We had lunch in Greenwich and then our next stop was the Victoria and Albert Museum where I was eager to see some of the needlework I've heard people on my petitpointers group talking about.  They sometimes display the Layton jacket along with a portrait of the jacket on its original owner but it was not being displayed while we were there.  So that was disappointing, but it's a fantastic museum - lots of wonderful exhibits including incredible examples of needle arts.  I'm posting one picture that is so tiny you can hardly see what it is, but it is a picture of three caskets covered with exquisite embroidery.  Caskets were a big subject in my petitpointers group a while back so I was happy to see some "in the flesh".

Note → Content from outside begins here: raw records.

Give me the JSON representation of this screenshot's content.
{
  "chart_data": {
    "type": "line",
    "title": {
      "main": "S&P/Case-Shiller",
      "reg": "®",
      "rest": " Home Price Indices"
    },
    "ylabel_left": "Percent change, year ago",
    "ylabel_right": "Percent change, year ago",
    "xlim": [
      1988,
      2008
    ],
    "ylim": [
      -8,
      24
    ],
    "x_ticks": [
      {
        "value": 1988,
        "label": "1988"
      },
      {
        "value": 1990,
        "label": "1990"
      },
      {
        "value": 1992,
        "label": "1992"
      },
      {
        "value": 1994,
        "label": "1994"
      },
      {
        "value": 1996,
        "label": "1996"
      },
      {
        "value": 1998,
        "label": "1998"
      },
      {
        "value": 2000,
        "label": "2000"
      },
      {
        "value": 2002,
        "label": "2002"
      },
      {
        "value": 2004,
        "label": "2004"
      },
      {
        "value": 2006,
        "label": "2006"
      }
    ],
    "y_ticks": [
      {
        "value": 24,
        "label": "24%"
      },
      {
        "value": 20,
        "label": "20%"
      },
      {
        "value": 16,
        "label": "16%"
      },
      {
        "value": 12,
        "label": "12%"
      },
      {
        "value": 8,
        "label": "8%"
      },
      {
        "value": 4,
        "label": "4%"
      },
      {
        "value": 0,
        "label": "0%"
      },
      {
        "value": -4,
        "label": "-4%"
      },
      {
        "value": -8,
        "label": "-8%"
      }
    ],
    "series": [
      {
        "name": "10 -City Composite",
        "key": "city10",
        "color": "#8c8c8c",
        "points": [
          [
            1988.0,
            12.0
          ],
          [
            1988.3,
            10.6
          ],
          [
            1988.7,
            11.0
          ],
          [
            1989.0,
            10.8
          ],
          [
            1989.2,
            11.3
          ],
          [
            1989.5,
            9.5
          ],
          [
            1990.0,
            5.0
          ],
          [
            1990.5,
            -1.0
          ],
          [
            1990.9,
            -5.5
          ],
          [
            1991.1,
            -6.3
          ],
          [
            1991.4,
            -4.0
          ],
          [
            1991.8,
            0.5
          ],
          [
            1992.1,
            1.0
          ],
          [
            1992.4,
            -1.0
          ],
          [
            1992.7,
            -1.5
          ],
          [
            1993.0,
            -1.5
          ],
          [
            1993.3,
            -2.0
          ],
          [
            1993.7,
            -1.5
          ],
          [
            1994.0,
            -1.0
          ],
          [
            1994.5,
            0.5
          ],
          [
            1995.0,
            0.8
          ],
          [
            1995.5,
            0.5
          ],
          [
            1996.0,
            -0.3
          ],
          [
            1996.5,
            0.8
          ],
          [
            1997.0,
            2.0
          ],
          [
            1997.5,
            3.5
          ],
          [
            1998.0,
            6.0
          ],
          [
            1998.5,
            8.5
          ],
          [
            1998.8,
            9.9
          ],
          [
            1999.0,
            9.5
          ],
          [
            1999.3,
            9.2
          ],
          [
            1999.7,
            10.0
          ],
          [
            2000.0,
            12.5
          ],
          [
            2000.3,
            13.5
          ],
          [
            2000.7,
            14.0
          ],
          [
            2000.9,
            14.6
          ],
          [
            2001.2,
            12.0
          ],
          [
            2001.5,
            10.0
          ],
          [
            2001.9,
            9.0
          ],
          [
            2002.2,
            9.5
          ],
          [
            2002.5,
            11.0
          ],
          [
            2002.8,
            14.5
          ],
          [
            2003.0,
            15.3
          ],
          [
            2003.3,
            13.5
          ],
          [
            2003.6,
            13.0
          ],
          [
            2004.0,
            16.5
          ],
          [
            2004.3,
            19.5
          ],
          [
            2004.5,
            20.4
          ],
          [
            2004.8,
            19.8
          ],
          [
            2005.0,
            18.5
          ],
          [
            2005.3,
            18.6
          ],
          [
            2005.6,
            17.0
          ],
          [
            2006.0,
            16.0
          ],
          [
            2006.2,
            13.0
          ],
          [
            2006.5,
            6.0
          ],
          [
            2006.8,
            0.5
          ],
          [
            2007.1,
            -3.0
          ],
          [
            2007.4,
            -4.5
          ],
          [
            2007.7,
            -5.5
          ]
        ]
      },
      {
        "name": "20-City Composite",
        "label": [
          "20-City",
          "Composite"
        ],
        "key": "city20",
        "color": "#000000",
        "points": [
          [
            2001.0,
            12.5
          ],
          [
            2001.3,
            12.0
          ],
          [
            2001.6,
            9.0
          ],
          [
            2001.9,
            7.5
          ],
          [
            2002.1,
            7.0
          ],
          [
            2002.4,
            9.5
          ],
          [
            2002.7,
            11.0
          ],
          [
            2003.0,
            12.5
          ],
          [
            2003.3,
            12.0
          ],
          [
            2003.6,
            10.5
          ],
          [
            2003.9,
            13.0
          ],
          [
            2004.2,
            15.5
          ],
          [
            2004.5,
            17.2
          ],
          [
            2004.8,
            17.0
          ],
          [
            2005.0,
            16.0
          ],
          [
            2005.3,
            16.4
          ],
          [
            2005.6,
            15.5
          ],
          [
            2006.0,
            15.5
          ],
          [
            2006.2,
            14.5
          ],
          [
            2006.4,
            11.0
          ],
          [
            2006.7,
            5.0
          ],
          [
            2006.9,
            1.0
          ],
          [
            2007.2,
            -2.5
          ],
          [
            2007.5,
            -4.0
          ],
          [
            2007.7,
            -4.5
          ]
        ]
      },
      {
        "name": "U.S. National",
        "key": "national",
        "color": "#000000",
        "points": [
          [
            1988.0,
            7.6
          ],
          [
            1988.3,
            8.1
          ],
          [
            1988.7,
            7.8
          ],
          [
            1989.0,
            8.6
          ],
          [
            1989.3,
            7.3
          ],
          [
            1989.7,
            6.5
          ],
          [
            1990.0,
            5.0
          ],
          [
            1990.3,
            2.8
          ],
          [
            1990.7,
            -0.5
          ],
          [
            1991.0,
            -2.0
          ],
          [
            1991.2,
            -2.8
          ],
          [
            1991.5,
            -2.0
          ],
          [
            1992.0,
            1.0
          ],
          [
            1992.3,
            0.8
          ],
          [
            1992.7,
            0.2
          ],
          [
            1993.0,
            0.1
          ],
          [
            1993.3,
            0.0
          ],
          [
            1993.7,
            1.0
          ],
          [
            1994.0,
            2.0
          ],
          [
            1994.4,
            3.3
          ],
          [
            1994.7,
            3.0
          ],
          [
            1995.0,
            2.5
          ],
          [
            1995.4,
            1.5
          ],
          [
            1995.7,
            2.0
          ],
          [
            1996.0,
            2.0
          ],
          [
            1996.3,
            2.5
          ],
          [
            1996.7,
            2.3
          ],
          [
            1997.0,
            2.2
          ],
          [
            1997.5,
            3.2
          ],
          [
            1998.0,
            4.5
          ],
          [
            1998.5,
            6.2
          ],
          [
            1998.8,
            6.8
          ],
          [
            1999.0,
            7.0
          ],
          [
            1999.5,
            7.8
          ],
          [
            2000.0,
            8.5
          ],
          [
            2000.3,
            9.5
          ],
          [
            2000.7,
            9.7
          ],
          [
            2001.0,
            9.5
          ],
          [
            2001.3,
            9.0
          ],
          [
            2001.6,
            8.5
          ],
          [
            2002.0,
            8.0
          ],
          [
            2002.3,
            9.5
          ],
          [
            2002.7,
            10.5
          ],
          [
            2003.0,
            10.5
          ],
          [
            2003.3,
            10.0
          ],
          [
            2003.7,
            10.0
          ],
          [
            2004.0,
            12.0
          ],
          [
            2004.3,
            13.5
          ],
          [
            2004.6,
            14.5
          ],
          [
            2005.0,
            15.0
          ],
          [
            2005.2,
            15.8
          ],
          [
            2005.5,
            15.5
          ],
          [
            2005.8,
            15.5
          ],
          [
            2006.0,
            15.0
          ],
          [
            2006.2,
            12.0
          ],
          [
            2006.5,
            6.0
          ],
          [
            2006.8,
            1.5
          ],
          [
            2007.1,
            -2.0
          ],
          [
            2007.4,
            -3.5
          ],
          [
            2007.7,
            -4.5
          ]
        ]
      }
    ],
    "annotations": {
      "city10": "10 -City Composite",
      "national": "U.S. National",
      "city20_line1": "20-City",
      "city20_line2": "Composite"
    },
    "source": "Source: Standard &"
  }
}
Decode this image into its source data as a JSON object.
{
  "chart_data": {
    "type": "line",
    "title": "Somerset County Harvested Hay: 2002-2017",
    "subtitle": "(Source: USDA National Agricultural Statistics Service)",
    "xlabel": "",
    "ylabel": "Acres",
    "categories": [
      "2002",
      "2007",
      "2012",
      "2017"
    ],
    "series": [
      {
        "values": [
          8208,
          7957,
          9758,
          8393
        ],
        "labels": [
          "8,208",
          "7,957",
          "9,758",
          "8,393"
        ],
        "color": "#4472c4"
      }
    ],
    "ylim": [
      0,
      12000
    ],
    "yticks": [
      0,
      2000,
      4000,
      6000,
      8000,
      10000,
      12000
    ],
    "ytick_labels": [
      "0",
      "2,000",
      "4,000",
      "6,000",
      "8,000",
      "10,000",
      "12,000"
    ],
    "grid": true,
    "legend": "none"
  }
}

Ah, to have had my little Canon PowerShot...

This was New Year's Eve, so when we got back to Bayswater we took a walk around the area to see what we could see.  It turned out to be quite an attractive area once you get away from the tube station area.  Old, but well-preserved rowhouses (Georgian maybe?)  All painted a creamy white with mostly shiny black front doors.  We had our dinner at the Prince Edward pub and we certainly weren't the only people there this time!  The joint was jumpin - had a disc jockey and a disco mirror ball and everyone was having a good time.  Felt sorry for Chris having to be there with his Mom for pete's sake!   I managed to stay awake until midnight and over the radio came one great peal from Big Ben and then outside lots of fireworks and bells and "Auld Lang Syne" on the radio.

Good grief - I had more in my journal than I realized when I started this.  I'm going to break off here and post the rest in another posting.  And I only have a few more pictures so it will be boring.  Isn't it nice I got a better camera!?